Till Brönner im Interview „The Good Life“ und die Jazz-Love mit dem Star-Trompeter

Till Brönner im Interview:
© Andreas H. Bitesnich

„Ein Künstler muss ein Mysterium bleiben“

Über Till Brönner, den wohl berühmtesten deutschen Jazz-Trompeter, hat man eigentlich bereits viel geschrieben: über seine musikalischen Visionen, Missionen, Ansichten. Aber nichts Privates, keine Details aus seinem Leben …

Das neue Album The Good Life, das, wie eine einzige Love-Story, lyrisch, romantisch und melancholisch zugleich ist, gibt Hoffnung – Hoffnung auf „etwas mehr“ von ihm. Letztendlich soll damit im September 2016 das „wahrscheinlich persönlichste Album seit Jahren“ erscheinen.
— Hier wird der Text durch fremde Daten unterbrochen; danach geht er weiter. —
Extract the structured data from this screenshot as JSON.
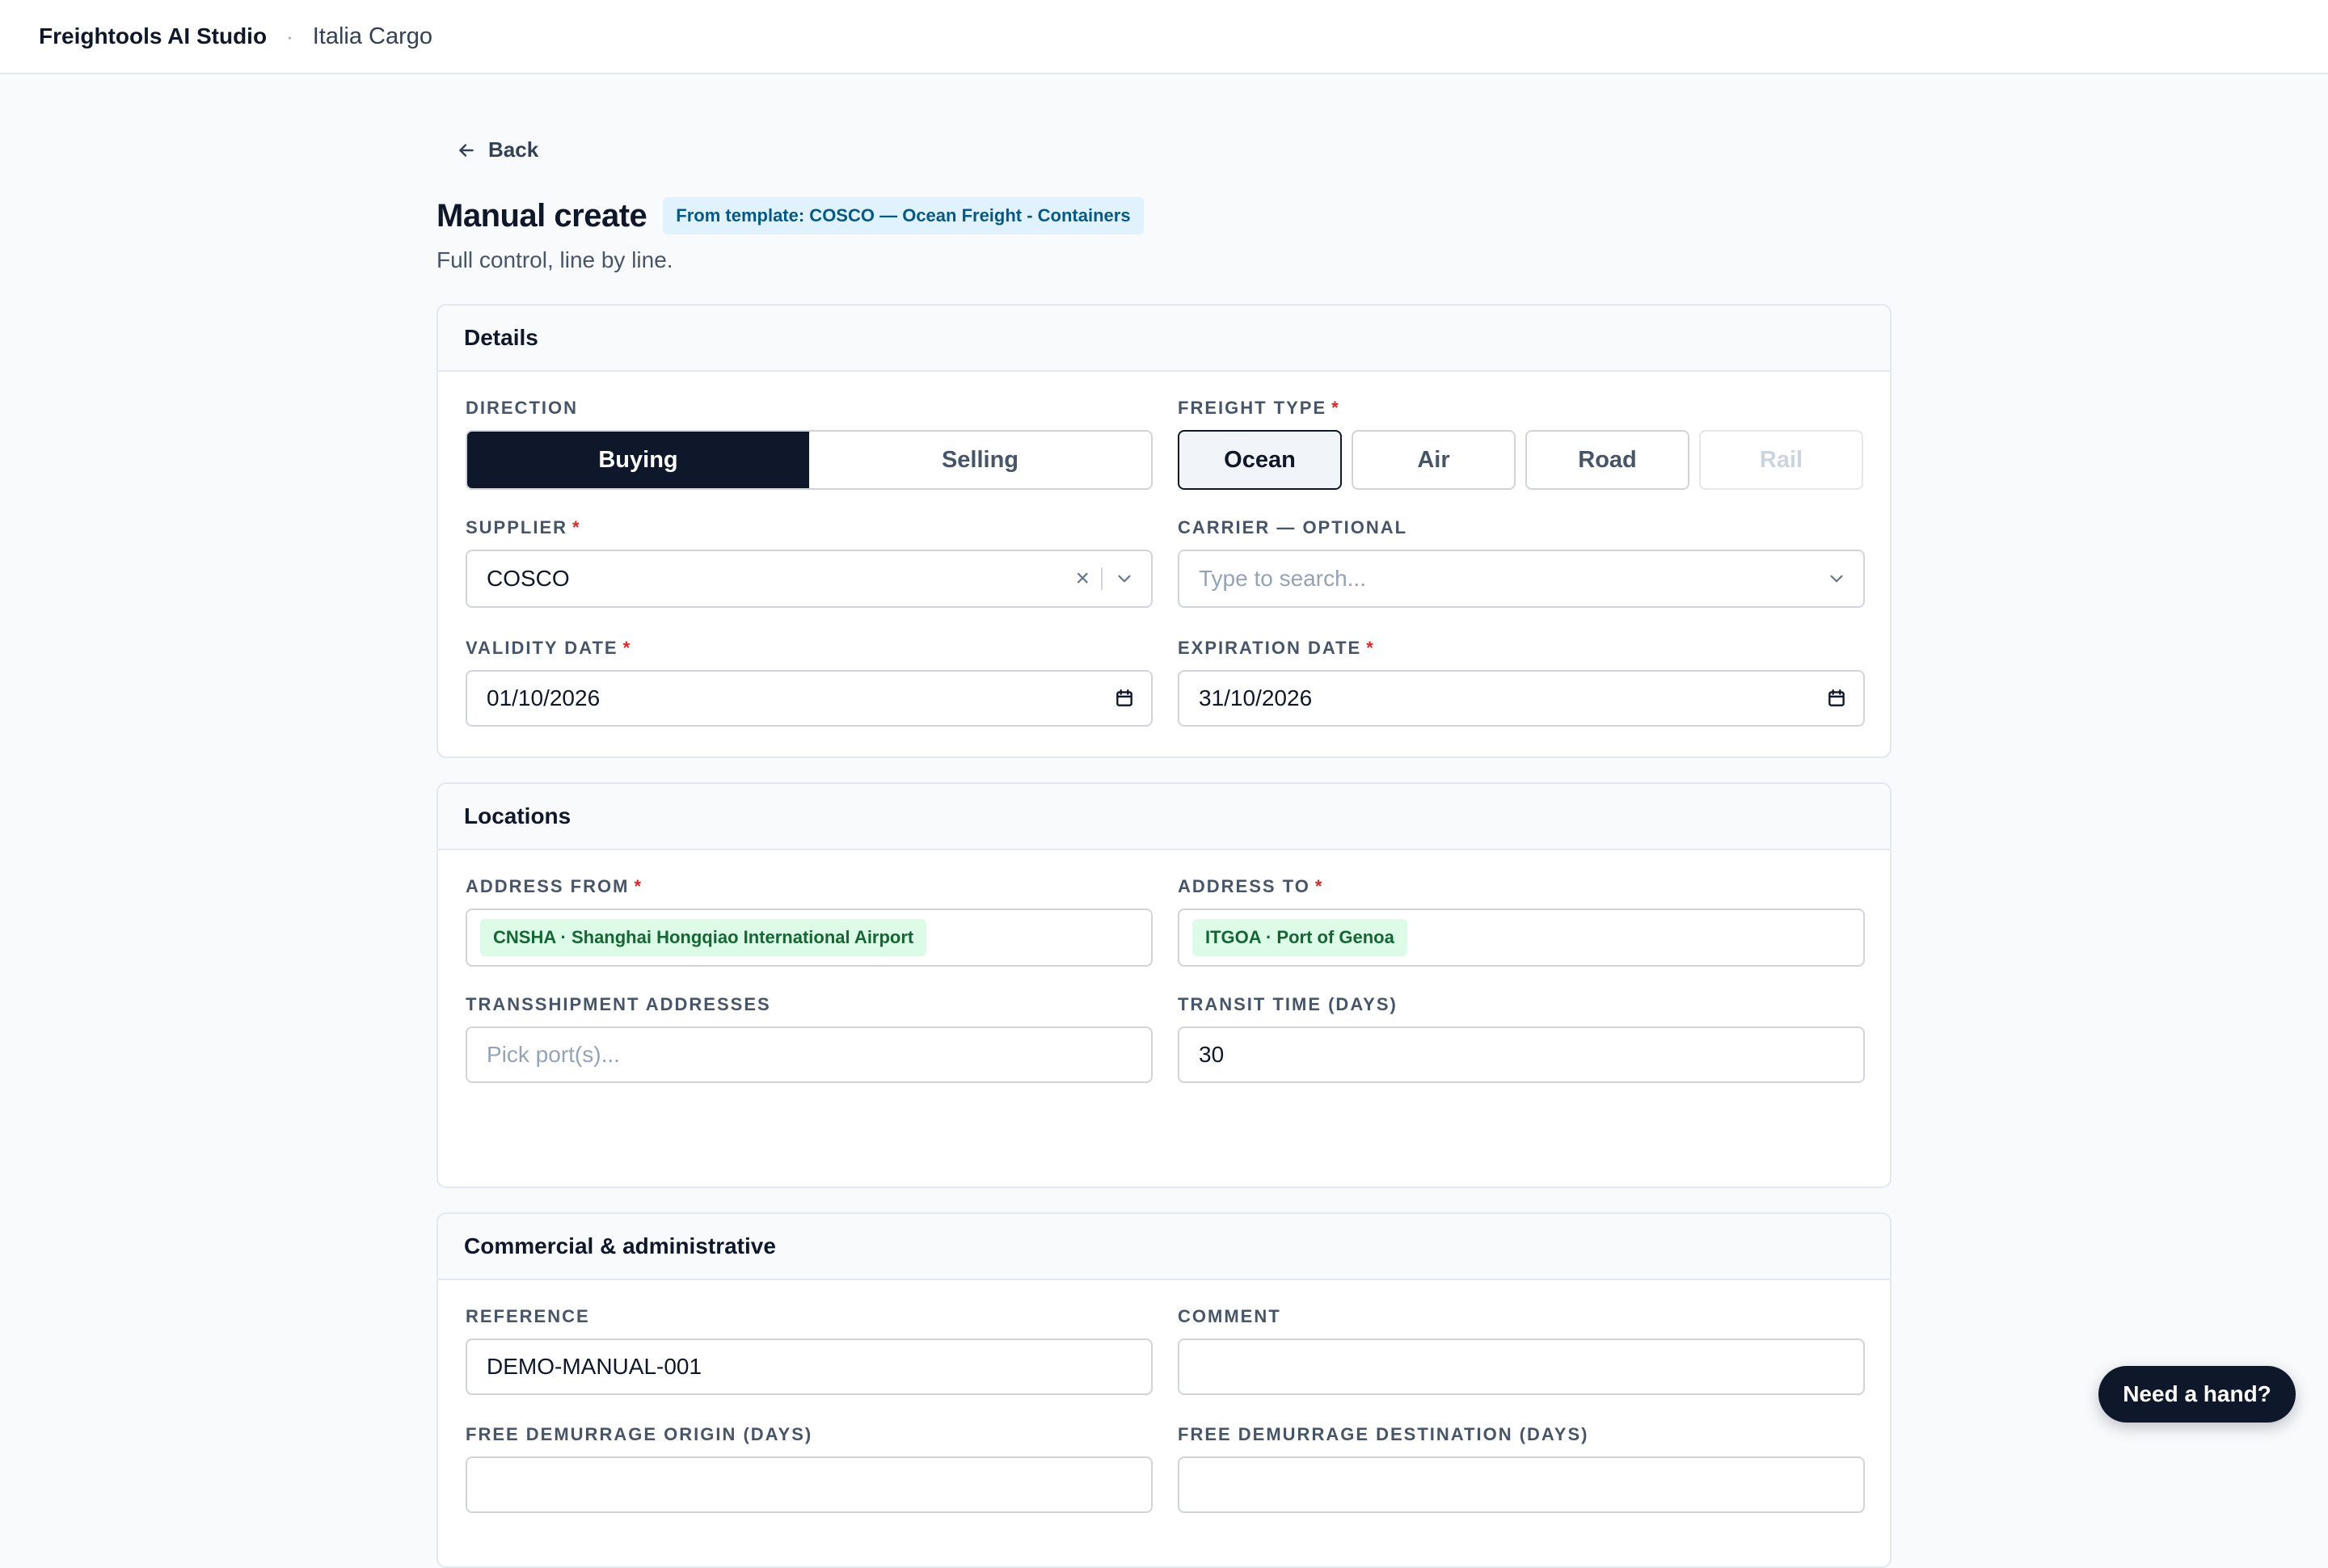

Dieses beschäftigt sich – und das im zarten, emotional-entspannten Brönner‘s Stil – mit dem schönsten Gefühl, das ein Mensch empfinden kann: mit Liebe. Aber auch mit ihren „Begleiterscheinungen“: der Eifersucht, dem Schmerz und der Melancholie – das auf 13 Klassiker-Songs, die so viel über den Trompeter erzählen und gleichzeitig nicht viel über ihn verraten … So bleibt es mir nichts Anderes übrig, als in diesem „Liebesroman“ namens The Good Life zwischen den Zeilen zu lesen: Jeder Titelsong – ein Lebenskapitel? Jede Tonalität – eine Laune, eine unsichtbare Emotion? Jeder Text – ein Hinweis auf ein persönliches Erlebnis?

Im Interview mit Till Brönner, das an einem verhangenen Sommer-Mittwoch in München stattfindet, lasse ich mich ebenso „gewollt-ungewollt“ auf diese Themen ein, „analysiere“ die Platte Song für Song und lasse Herrn Brönner jedes Lied „anprobieren“. Dabei will ich den sympathischen Jazz-Trompeter seines Mysteriums gar nicht berauben, sondern versuche nur einen kurzen Blick in seine Gefühlswelt zu werfen …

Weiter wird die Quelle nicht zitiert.